Je suis dans la classe des moyens grands, à l’école Soupetard, j’ai quatre ans. À la récréation, je vais voir Frédéric parce qu’il a l’air sérieux et les yeux qui brillent. Je lui propose de partager mon goûter. J’ai disposé ma serviette rouge à carreaux sur le ciment comme une nappe. Assis sur les marches, face à face, nous mangeons des galettes Saint-Sauveur sans rien nous dire. C’est étrange. 
« - J’en aurai encore demain, si tu veux, on pourra goûter ensemble. 
- D’accord. »
Quand la cloche sonne, le maître nous demande de former un rang deux par deux. Frédéric se place à côté de moi. Le maître nous compte avant de nous faire entrer en classe.
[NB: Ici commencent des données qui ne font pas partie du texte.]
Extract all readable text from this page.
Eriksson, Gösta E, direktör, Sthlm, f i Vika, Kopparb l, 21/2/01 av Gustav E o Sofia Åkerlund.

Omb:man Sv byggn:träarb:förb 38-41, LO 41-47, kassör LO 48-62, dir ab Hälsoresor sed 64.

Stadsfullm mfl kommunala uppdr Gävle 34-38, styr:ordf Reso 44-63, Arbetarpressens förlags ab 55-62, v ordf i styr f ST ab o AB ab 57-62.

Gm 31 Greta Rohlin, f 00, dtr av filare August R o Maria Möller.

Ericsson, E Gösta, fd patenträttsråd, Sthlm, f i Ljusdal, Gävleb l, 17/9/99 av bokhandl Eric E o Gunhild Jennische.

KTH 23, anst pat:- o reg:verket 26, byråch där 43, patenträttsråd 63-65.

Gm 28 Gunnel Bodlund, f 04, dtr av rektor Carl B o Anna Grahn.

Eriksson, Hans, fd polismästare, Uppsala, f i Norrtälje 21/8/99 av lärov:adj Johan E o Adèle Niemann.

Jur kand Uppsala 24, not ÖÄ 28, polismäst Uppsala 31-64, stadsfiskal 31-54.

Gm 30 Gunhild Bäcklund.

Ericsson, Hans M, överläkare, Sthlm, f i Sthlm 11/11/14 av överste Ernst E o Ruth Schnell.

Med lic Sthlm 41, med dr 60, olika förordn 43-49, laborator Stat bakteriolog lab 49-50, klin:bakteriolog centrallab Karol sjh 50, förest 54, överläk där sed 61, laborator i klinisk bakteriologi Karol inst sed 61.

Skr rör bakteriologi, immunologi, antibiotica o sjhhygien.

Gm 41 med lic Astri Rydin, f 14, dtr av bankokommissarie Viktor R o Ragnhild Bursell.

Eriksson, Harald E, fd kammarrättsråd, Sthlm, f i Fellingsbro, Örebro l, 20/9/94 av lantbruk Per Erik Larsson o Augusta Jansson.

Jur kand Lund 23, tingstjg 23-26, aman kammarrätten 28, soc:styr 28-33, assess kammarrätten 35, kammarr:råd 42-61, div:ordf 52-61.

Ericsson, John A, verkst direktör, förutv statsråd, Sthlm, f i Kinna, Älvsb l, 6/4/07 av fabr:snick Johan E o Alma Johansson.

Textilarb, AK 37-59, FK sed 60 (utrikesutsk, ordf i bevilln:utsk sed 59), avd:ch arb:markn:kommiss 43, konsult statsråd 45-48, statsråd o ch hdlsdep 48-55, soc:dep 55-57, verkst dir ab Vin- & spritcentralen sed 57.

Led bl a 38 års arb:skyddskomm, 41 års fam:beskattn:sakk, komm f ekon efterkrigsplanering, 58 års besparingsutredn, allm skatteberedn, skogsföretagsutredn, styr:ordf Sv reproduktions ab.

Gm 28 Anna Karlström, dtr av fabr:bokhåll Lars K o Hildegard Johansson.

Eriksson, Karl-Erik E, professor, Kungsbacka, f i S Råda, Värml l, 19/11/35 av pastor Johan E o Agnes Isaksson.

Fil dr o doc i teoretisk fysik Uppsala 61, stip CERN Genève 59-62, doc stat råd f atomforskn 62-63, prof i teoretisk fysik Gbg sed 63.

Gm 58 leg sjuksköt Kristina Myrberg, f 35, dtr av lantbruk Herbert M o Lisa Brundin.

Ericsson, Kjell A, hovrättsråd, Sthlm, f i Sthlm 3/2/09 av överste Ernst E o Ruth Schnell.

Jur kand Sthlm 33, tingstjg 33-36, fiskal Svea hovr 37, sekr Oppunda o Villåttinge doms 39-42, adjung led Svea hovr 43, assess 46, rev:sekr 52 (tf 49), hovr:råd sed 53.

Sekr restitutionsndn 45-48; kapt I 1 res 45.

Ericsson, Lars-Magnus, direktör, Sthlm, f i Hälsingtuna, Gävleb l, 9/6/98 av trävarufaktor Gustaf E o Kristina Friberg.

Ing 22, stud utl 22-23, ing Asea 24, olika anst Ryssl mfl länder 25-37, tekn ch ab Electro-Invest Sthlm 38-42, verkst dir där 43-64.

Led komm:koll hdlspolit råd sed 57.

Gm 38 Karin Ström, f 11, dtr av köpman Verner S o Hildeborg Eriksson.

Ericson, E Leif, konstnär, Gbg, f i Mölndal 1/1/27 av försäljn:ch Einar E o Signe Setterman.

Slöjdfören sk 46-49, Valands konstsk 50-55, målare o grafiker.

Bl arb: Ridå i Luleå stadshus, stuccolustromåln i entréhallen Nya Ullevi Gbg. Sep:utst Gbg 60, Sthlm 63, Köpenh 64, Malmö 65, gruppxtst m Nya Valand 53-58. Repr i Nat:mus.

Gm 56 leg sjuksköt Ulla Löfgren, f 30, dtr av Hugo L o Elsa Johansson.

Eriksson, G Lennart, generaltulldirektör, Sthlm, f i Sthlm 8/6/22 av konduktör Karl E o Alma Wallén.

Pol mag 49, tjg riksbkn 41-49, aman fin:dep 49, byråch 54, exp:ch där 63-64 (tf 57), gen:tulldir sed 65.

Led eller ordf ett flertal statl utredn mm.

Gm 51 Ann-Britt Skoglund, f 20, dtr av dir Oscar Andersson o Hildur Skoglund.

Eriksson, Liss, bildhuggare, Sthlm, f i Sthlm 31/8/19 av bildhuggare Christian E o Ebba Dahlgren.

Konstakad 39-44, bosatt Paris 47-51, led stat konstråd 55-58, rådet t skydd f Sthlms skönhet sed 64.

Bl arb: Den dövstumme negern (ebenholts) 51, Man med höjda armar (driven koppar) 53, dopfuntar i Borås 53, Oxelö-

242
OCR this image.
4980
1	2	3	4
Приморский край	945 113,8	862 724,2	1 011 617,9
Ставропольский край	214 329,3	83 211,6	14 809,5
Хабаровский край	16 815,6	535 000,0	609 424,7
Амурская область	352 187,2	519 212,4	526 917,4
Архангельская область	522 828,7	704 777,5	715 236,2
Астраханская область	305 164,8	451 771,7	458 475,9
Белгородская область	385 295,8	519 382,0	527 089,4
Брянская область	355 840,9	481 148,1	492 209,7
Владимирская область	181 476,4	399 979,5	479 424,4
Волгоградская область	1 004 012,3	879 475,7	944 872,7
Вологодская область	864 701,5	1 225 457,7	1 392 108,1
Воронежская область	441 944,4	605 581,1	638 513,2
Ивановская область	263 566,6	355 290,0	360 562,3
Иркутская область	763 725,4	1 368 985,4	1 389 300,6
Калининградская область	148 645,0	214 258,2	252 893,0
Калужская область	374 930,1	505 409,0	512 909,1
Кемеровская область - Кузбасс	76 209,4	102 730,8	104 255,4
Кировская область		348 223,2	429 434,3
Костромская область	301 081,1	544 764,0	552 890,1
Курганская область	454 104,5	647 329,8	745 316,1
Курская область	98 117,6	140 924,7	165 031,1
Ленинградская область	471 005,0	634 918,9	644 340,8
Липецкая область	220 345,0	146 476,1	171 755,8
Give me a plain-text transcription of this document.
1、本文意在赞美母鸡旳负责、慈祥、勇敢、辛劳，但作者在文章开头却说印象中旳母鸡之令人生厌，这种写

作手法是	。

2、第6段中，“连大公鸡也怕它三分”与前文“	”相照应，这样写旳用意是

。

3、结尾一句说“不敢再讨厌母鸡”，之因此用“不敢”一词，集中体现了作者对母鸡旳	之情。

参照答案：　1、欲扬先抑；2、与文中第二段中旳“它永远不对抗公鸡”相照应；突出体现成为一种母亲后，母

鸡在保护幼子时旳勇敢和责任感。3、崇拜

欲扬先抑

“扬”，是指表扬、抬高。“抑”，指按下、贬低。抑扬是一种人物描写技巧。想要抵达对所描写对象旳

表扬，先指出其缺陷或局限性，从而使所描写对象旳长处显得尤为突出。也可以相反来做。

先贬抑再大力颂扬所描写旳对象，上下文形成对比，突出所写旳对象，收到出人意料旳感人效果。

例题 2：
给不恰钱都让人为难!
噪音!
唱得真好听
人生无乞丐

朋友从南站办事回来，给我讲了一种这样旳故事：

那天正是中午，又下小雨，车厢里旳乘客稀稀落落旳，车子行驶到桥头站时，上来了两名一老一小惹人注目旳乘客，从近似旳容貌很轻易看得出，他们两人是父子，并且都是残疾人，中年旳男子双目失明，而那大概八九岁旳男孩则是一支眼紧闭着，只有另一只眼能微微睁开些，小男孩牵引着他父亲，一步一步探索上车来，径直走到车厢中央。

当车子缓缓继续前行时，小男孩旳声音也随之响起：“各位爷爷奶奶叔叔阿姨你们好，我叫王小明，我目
Frédéric : « On ne respire pas par la bouche. On respire par le nez. » Un temps, une apnée. Moi : « Mais c’est parce que je peux pas faire autrement, c’est parce ce que j’arrive pas à respirer normalement, mais ça va changer, je dois me faire opérer des végétations, mais le docteur a dit qu’il valait mieux attendre et mes parents… »
Je me suis arrêtée de parler. Je voyais son regard franc et droit. Il a répété « On ne respire pas par la bouche. On respire par le nez ». Il restait des miettes de galettes au coin de ses lèvres. J’ai compris que tout était foutu.

Lucie.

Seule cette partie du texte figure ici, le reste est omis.